Retirement is a complicated transition, which is why it pays to create a financial plan on your own or with professional help to guide late-life decisions.
Critical to crafting a blueprint are guideposts on meeting the potential costs of long-term care and support services, or LTSS.
“Requiring LTSS might be the most significant risk to retirement income adequacy for older Americans,” noted a report from the Morningstar Center for Retirement & Policy Studies.
The report, “The Overlooked Cost: How Long-Term Services and Supports Impacts Retirement Income Adequacy,” is full of projections. The authors estimated some 43% of baby boomers will need professional care before they die.
The main takeaway: Prepare to manage the risk of needing long-term care.
Long-term care and support services is the catchphrase for the help older adults need to deal with daily activities.

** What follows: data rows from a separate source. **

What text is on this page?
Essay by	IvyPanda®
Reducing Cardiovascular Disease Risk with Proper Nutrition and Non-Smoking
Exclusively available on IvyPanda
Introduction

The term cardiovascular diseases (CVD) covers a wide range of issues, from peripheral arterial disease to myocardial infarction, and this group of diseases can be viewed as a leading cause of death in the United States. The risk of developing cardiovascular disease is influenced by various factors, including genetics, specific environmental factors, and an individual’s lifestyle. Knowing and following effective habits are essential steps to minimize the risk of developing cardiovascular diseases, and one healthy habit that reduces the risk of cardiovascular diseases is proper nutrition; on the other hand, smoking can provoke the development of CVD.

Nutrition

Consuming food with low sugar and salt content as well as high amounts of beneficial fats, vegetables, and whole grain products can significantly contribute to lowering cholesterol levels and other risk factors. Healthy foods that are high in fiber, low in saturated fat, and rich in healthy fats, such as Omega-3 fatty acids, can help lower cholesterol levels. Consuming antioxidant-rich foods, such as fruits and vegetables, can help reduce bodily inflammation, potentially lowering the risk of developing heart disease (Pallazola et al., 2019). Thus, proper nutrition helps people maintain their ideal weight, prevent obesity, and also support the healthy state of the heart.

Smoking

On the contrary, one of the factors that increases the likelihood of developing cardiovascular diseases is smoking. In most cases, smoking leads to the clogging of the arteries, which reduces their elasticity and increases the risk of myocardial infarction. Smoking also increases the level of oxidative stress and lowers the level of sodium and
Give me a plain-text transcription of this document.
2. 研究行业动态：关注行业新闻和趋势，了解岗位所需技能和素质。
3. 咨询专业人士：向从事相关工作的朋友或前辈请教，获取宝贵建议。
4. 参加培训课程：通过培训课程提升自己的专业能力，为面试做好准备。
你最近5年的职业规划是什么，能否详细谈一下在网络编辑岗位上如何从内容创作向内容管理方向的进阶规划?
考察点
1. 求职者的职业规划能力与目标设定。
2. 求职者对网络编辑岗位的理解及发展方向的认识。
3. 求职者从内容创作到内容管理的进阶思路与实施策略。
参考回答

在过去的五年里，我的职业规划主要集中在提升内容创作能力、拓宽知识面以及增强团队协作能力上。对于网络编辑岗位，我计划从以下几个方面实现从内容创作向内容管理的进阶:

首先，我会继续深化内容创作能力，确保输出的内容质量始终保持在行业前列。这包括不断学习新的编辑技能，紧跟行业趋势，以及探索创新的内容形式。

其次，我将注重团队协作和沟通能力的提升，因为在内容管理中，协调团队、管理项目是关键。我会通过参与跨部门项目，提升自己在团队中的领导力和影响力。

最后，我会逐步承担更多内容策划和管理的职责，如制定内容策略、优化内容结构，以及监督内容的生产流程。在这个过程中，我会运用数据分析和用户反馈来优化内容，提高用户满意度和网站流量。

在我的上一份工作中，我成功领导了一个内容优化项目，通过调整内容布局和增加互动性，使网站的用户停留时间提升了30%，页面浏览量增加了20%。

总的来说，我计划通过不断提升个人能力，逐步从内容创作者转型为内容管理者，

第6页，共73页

That includes balancing a checkbook, cleaning the home and more, depending on the degree of mental and physical frailty. These services don’t come cheap, whether the care is done at home or at assisted living or nursing homes.
Morningstar calculated the median lifetime cost for boomer couples needing care averaged about $177,000. For single men, the median estimate is $127,000. For single women, it’s $174,000 (the higher figure reflects that women live longer on average).
The funding options for the projected 43% aren’t great. The private long-term care insurance market is small and stagnant, with premium prices too high for many households. Medicaid covers long-term care, but the public option typically requires impoverishment to qualify. For the most part, Medicare doesn’t pay for long-term care.